Le rapport. L’abolition de la peine de mort progresse dans le monde. Mais l’Iraq demeure un point noir, selon Amnesty International, qui relève dans un rapport une hausse "alarmante" des exécutions dans le pays en 2012. Avec 129 mises à mort en 2012, l’Irak se classe au troisième rang des pays où la peine de mort est la plus appliquée, juste derrière la Chine et l’Iran.

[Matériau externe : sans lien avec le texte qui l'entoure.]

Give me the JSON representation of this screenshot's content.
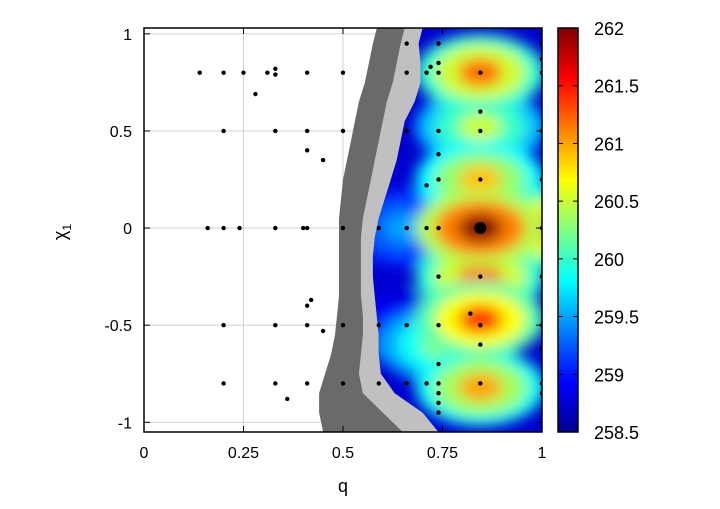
{
  "chart_data": {
    "type": "heatmap",
    "xlabel": "q",
    "ylabel": "χ",
    "ylabel_subscript": "1",
    "xlim": [
      0,
      1
    ],
    "ylim": [
      -1.05,
      1.03
    ],
    "x_ticks": [
      {
        "value": 0,
        "label": "0"
      },
      {
        "value": 0.25,
        "label": "0.25"
      },
      {
        "value": 0.5,
        "label": "0.5"
      },
      {
        "value": 0.75,
        "label": "0.75"
      },
      {
        "value": 1,
        "label": "1"
      }
    ],
    "y_ticks": [
      {
        "value": 1,
        "label": "1"
      },
      {
        "value": 0.5,
        "label": "0.5"
      },
      {
        "value": 0,
        "label": "0"
      },
      {
        "value": -0.5,
        "label": "-0.5"
      },
      {
        "value": -1,
        "label": "-1"
      }
    ],
    "grid": true,
    "colorbar": {
      "min": 258.5,
      "max": 262,
      "ticks": [
        {
          "value": 262,
          "label": "262"
        },
        {
          "value": 261.5,
          "label": "261.5"
        },
        {
          "value": 261,
          "label": "261"
        },
        {
          "value": 260.5,
          "label": "260.5"
        },
        {
          "value": 260,
          "label": "260"
        },
        {
          "value": 259.5,
          "label": "259.5"
        },
        {
          "value": 259,
          "label": "259"
        },
        {
          "value": 258.5,
          "label": "258.5"
        }
      ],
      "colors": [
        "#00008f",
        "#0000ff",
        "#0080ff",
        "#00ffff",
        "#80ff80",
        "#ffff00",
        "#ff8000",
        "#ff0000",
        "#800000"
      ]
    },
    "band_colors": {
      "dark": "#6a6a6a",
      "light": "#c0c0c0",
      "point": "#000000"
    },
    "boundary": [
      {
        "chi": 1.03,
        "dark": 0.585,
        "light": 0.655,
        "color": 0.7
      },
      {
        "chi": 0.95,
        "dark": 0.575,
        "light": 0.645,
        "color": 0.69
      },
      {
        "chi": 0.85,
        "dark": 0.565,
        "light": 0.635,
        "color": 0.695
      },
      {
        "chi": 0.75,
        "dark": 0.555,
        "light": 0.625,
        "color": 0.695
      },
      {
        "chi": 0.65,
        "dark": 0.54,
        "light": 0.61,
        "color": 0.68
      },
      {
        "chi": 0.55,
        "dark": 0.53,
        "light": 0.6,
        "color": 0.655
      },
      {
        "chi": 0.45,
        "dark": 0.52,
        "light": 0.59,
        "color": 0.645
      },
      {
        "chi": 0.35,
        "dark": 0.51,
        "light": 0.58,
        "color": 0.635
      },
      {
        "chi": 0.25,
        "dark": 0.5,
        "light": 0.57,
        "color": 0.62
      },
      {
        "chi": 0.15,
        "dark": 0.495,
        "light": 0.56,
        "color": 0.605
      },
      {
        "chi": 0.05,
        "dark": 0.49,
        "light": 0.55,
        "color": 0.59
      },
      {
        "chi": -0.05,
        "dark": 0.49,
        "light": 0.545,
        "color": 0.58
      },
      {
        "chi": -0.15,
        "dark": 0.49,
        "light": 0.545,
        "color": 0.575
      },
      {
        "chi": -0.25,
        "dark": 0.49,
        "light": 0.545,
        "color": 0.575
      },
      {
        "chi": -0.35,
        "dark": 0.49,
        "light": 0.545,
        "color": 0.58
      },
      {
        "chi": -0.45,
        "dark": 0.485,
        "light": 0.55,
        "color": 0.585
      },
      {
        "chi": -0.55,
        "dark": 0.48,
        "light": 0.55,
        "color": 0.59
      },
      {
        "chi": -0.65,
        "dark": 0.47,
        "light": 0.545,
        "color": 0.59
      },
      {
        "chi": -0.75,
        "dark": 0.455,
        "light": 0.54,
        "color": 0.595
      },
      {
        "chi": -0.85,
        "dark": 0.44,
        "light": 0.55,
        "color": 0.63
      },
      {
        "chi": -0.95,
        "dark": 0.44,
        "light": 0.6,
        "color": 0.7
      },
      {
        "chi": -1.05,
        "dark": 0.45,
        "light": 0.65,
        "color": 0.74
      }
    ],
    "hotspots": [
      {
        "q": 0.845,
        "chi": 0.0,
        "value": 262.0
      },
      {
        "q": 0.845,
        "chi": -0.25,
        "value": 261.2
      },
      {
        "q": 0.845,
        "chi": -0.47,
        "value": 261.4
      },
      {
        "q": 0.845,
        "chi": -0.82,
        "value": 261.0
      },
      {
        "q": 0.845,
        "chi": 0.25,
        "value": 260.9
      },
      {
        "q": 0.845,
        "chi": 0.52,
        "value": 260.5
      },
      {
        "q": 0.845,
        "chi": 0.8,
        "value": 261.2
      },
      {
        "q": 1.0,
        "chi": 0.0,
        "value": 261.3
      },
      {
        "q": 0.62,
        "chi": -0.5,
        "value": 259.0
      },
      {
        "q": 0.66,
        "chi": 0.0,
        "value": 259.5
      },
      {
        "q": 0.75,
        "chi": -0.6,
        "value": 260.3
      }
    ],
    "points": [
      {
        "q": 0.845,
        "chi": 0.0,
        "major": true
      },
      {
        "q": 0.14,
        "chi": 0.8
      },
      {
        "q": 0.2,
        "chi": 0.8
      },
      {
        "q": 0.25,
        "chi": 0.8
      },
      {
        "q": 0.31,
        "chi": 0.8
      },
      {
        "q": 0.33,
        "chi": 0.82
      },
      {
        "q": 0.33,
        "chi": 0.79
      },
      {
        "q": 0.41,
        "chi": 0.8
      },
      {
        "q": 0.5,
        "chi": 0.8
      },
      {
        "q": 0.66,
        "chi": 0.8
      },
      {
        "q": 0.71,
        "chi": 0.8
      },
      {
        "q": 0.74,
        "chi": 0.8
      },
      {
        "q": 0.845,
        "chi": 0.8
      },
      {
        "q": 1.0,
        "chi": 0.8
      },
      {
        "q": 0.28,
        "chi": 0.69
      },
      {
        "q": 0.66,
        "chi": 0.95
      },
      {
        "q": 0.74,
        "chi": 0.95
      },
      {
        "q": 1.0,
        "chi": 0.95
      },
      {
        "q": 0.74,
        "chi": 0.85
      },
      {
        "q": 1.0,
        "chi": 0.87
      },
      {
        "q": 0.72,
        "chi": 0.83
      },
      {
        "q": 0.2,
        "chi": 0.5
      },
      {
        "q": 0.33,
        "chi": 0.5
      },
      {
        "q": 0.41,
        "chi": 0.5
      },
      {
        "q": 0.5,
        "chi": 0.5
      },
      {
        "q": 0.66,
        "chi": 0.5
      },
      {
        "q": 0.74,
        "chi": 0.5
      },
      {
        "q": 0.845,
        "chi": 0.5
      },
      {
        "q": 1.0,
        "chi": 0.5
      },
      {
        "q": 0.41,
        "chi": 0.4
      },
      {
        "q": 0.45,
        "chi": 0.35
      },
      {
        "q": 0.845,
        "chi": 0.6
      },
      {
        "q": 0.71,
        "chi": 0.22
      },
      {
        "q": 0.74,
        "chi": 0.25
      },
      {
        "q": 0.845,
        "chi": 0.25
      },
      {
        "q": 1.0,
        "chi": 0.25
      },
      {
        "q": 0.74,
        "chi": 0.38
      },
      {
        "q": 0.16,
        "chi": 0.0
      },
      {
        "q": 0.2,
        "chi": 0.0
      },
      {
        "q": 0.24,
        "chi": 0.0
      },
      {
        "q": 0.33,
        "chi": 0.0
      },
      {
        "q": 0.4,
        "chi": 0.0
      },
      {
        "q": 0.41,
        "chi": 0.0
      },
      {
        "q": 0.5,
        "chi": 0.0
      },
      {
        "q": 0.59,
        "chi": 0.0
      },
      {
        "q": 0.66,
        "chi": 0.0
      },
      {
        "q": 0.71,
        "chi": 0.0
      },
      {
        "q": 0.74,
        "chi": 0.0
      },
      {
        "q": 1.0,
        "chi": 0.0
      },
      {
        "q": 0.74,
        "chi": -0.25
      },
      {
        "q": 0.845,
        "chi": -0.25
      },
      {
        "q": 1.0,
        "chi": -0.25
      },
      {
        "q": 0.42,
        "chi": -0.37
      },
      {
        "q": 0.41,
        "chi": -0.4
      },
      {
        "q": 0.2,
        "chi": -0.5
      },
      {
        "q": 0.33,
        "chi": -0.5
      },
      {
        "q": 0.41,
        "chi": -0.5
      },
      {
        "q": 0.5,
        "chi": -0.5
      },
      {
        "q": 0.59,
        "chi": -0.5
      },
      {
        "q": 0.66,
        "chi": -0.5
      },
      {
        "q": 0.74,
        "chi": -0.5
      },
      {
        "q": 0.845,
        "chi": -0.5
      },
      {
        "q": 1.0,
        "chi": -0.5
      },
      {
        "q": 0.45,
        "chi": -0.53
      },
      {
        "q": 0.82,
        "chi": -0.44
      },
      {
        "q": 0.845,
        "chi": -0.6
      },
      {
        "q": 1.0,
        "chi": -0.62
      },
      {
        "q": 0.74,
        "chi": -0.7
      },
      {
        "q": 0.2,
        "chi": -0.8
      },
      {
        "q": 0.33,
        "chi": -0.8
      },
      {
        "q": 0.41,
        "chi": -0.8
      },
      {
        "q": 0.5,
        "chi": -0.8
      },
      {
        "q": 0.59,
        "chi": -0.8
      },
      {
        "q": 0.66,
        "chi": -0.8
      },
      {
        "q": 0.71,
        "chi": -0.8
      },
      {
        "q": 0.74,
        "chi": -0.8
      },
      {
        "q": 0.845,
        "chi": -0.8
      },
      {
        "q": 1.0,
        "chi": -0.8
      },
      {
        "q": 0.36,
        "chi": -0.88
      },
      {
        "q": 0.74,
        "chi": -0.85
      },
      {
        "q": 0.74,
        "chi": -0.9
      },
      {
        "q": 0.74,
        "chi": -0.95
      },
      {
        "q": 1.0,
        "chi": -0.85
      }
    ]
  }
}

Jusqu’à 34 exécutions en une seule journée. Le chiffre de 129 est le plus élevé en Irak depuis 2005. En 2011, le pays avait procédé à 68 exécutions. Et pour 2013, les statistiques devraient être encore élevées, puisque l’Irak a déjà exécuté 29 personnes, selon un décompte de l’Agence France-Presse. En 2012, 81 condamnations à mort ont été prononcées, mais "leur nombre réel atteint probablement plusieurs centaines", note Amnesty International, qui précise aussi que les exécutions sont souvent réalisées en série, jusqu’à 34 en une seule journée. Les femmes ne sont pas épargnées : elles sont au moins cinq à avoir été exécutées en 2012.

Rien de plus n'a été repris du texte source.